Edit: Most likely those flags are fine for the rest of the software but I'm not as familiar with all of the sub-test software so I didn't want to speak on them specifically and don't know what specific flags/optimizations may be used in the release builds versus Anandtech's builds.
 
Last edited:

Hitman928

Diamond Member
Apr 15, 2012
6,187
10,694
136
I am not cherry picking. I am quoting Andrei Frumusanus general assessment of the competitive landscape regarding power and performance efficiency. Has it occurred to you that people like him are able to weight benchmark results not only based on some average means but also by their technical knowledge and experience? And has it occurred to you that you are the one cherry picking when he clearly states that CB is a negative outlier for the M1 Max?
The amount of ignorance you are showing tells me that you are not really interested in a grown-up discussion but instead will try to grasp at straws until the end of days.

Appeal to authority and ad hominem attacks don't mean much to me.
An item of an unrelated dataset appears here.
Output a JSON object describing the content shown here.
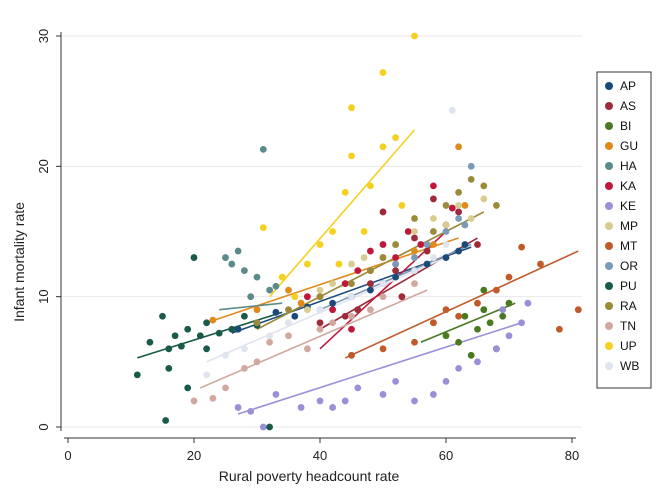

There is a lot I could discuss about why you are cherry picking, but I'll just stick with the initial argument and ask where are Andrei's numbers for Cezanne showing the M1 with a 2.5-3x efficiency lead since that is what was actually being discussed?
 
Jul 27, 2020
20,040
13,739
146

A guy with his own renderer and some pure CPU power comparisons. Unfortunately, few modern CPUs, however very interesting is versus the Xeon W-3245, i7 9750, and the Threadripper 3990X.
The battery results for M1 Max are excellent. Only at 4K rendering does it slow down slightly when battery powered.